FUBAR will now run to completion and print markdown-formatted status indicators to screen, indicating the progression of model fits and concluding with the final FUBAR test results (abbreviated output shown here with final result only): FUBAR markdown output

Note that FUBAR will formally test for both positive and negative selection at each site, although it currently only reports positively selected sites to screen. This analysis found 6 sites under pervasive positive selection at a posterior probability >= 0.9

Use RELAX to compare selective pressures on different parts of the tree#

See here for a description of the RELAX method.

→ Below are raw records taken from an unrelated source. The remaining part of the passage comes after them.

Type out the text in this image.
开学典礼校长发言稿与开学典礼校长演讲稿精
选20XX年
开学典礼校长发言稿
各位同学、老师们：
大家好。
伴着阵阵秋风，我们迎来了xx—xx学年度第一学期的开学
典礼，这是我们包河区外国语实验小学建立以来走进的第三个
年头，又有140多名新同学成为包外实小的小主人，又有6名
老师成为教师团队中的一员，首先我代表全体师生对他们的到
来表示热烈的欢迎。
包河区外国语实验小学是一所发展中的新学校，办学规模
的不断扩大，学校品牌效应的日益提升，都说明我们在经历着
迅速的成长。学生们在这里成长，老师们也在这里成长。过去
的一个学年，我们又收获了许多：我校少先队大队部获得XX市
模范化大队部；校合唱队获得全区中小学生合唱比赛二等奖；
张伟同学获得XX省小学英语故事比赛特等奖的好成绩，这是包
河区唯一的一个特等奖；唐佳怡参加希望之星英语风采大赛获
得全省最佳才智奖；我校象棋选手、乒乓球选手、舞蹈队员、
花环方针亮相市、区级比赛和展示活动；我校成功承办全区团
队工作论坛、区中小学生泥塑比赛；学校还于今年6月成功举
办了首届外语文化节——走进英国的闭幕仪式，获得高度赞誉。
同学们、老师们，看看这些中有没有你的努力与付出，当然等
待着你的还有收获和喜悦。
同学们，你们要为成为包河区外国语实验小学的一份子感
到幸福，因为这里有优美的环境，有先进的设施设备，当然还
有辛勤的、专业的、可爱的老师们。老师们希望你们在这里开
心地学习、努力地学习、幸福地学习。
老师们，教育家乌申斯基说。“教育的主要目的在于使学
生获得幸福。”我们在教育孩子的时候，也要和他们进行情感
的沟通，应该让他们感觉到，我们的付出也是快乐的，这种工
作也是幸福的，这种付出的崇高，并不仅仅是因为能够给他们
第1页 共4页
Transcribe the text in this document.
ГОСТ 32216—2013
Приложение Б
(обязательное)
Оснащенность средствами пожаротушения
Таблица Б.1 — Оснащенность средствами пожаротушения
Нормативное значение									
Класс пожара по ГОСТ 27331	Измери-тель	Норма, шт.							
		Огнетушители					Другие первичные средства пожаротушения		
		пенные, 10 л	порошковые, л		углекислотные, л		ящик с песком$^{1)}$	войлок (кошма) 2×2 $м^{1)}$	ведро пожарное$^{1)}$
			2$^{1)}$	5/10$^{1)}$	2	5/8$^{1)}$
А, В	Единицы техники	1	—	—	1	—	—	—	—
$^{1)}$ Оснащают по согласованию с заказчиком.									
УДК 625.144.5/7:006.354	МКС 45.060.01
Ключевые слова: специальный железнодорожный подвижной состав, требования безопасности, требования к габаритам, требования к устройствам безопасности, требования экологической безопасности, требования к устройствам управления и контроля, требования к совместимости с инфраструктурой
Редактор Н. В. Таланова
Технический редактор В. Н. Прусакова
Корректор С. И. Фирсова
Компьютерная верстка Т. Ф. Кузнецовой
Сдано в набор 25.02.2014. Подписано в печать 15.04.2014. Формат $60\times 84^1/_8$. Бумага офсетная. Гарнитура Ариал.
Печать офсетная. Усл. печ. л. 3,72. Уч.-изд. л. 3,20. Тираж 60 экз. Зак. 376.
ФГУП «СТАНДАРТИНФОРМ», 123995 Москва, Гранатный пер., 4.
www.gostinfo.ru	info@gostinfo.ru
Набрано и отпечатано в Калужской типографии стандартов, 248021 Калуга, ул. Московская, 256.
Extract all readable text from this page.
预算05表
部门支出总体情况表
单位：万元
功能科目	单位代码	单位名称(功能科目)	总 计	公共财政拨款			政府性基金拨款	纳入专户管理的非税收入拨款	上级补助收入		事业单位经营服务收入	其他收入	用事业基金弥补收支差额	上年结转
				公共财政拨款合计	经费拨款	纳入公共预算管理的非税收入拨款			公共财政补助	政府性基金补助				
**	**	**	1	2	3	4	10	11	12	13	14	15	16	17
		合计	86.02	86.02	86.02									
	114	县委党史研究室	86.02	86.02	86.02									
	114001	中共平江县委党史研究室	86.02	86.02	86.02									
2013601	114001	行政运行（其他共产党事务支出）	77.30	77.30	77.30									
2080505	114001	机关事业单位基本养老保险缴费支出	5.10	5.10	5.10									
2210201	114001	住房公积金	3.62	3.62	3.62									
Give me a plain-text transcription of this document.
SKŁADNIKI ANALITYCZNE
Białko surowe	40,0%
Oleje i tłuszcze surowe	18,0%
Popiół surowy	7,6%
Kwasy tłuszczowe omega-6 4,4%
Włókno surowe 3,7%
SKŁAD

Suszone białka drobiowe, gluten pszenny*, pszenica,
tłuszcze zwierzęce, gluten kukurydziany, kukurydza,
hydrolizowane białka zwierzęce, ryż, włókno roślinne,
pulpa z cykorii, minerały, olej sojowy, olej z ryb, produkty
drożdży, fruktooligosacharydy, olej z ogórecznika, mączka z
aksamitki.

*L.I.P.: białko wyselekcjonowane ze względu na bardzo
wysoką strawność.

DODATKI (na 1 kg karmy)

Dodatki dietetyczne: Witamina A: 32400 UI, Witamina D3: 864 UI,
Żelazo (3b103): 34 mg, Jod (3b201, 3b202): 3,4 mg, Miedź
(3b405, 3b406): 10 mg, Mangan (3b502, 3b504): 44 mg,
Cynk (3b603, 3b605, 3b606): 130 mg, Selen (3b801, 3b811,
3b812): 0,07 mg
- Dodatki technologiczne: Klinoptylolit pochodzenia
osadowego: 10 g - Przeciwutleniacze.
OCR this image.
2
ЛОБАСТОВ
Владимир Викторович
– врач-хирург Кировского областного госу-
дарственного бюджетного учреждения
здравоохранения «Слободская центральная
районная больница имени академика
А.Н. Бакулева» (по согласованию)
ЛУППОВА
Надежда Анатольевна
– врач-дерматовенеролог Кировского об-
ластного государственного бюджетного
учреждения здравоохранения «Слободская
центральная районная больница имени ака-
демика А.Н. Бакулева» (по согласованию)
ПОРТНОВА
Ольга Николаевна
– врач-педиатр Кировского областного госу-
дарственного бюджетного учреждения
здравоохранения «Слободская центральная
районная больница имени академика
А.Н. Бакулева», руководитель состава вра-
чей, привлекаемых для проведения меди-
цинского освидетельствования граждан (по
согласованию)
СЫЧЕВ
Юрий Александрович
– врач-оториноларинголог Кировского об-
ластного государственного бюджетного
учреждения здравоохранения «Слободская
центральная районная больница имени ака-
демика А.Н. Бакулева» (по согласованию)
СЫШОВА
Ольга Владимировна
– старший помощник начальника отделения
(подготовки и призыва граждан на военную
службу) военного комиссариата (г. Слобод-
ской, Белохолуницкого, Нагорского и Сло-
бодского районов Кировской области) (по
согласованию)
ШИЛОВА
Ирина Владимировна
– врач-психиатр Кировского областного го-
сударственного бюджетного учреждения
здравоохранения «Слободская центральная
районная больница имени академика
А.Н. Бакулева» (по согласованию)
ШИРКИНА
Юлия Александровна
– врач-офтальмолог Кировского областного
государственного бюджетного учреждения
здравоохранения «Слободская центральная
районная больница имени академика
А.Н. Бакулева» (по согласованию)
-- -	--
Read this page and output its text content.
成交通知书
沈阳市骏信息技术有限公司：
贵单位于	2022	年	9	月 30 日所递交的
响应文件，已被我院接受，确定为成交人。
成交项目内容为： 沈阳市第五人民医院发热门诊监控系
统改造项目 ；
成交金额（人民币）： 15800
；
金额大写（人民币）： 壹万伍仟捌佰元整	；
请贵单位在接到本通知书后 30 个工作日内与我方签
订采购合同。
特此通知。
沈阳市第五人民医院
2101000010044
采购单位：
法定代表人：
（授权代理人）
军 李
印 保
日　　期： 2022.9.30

We will demonstate RELAX use with an alignment of HIV-1 envelope protein sequences collected from epidemiologically-linked donor-recipient transmission pairs, from Frost et al, 2005. This dataset is in the file hiv1_transmission_labeled.fna.

Launch HyPhy from the command line by typing HYPHYMP. Navigate through the prompt to reach the RELAX analysis: Enter 1 for "Selection Analyses", and then 7 for "RELAX". Respond to the following prompts:

  • Choose Genetic Code: Enter 1 to select the Universal genetic code.
  • Select a coding sequence alignment file: Enter the full path to the example dataset, /path/to/tutorial_data/hiv1_transmission_labeled.fna
  • A tree was found in the data file:...Would you like to use it (y/n)?: Enter y to use the provided tree.
  • Choose the set of branches to use as the _test_ set: Enter 2 to select all branches labeled "test" as the test set. Note that if your tree contains multiple labels, HyPhy will issue a subsequent prompt asking you to specify the reference set of lineages from these labels.
  • RELAX analysis type: Enter 1 to run only the RELAX test, and 2 to run the RELAX test as well as fit other descriptive models. Here, enter 2.

RELAX will now run to completion and print markdown-formatted status indicators to screen, indicating the progression of model fits and concluding with the final RELAX test results (abbreviated output shown here with final result only): RELAX markdown output

This analysis did not detect any evidence of relaxed selection. However, if it had, a significant K>1 would indicate intensified selection on test lineages, and significant K<1 would indicate relaxed selection on test lineages.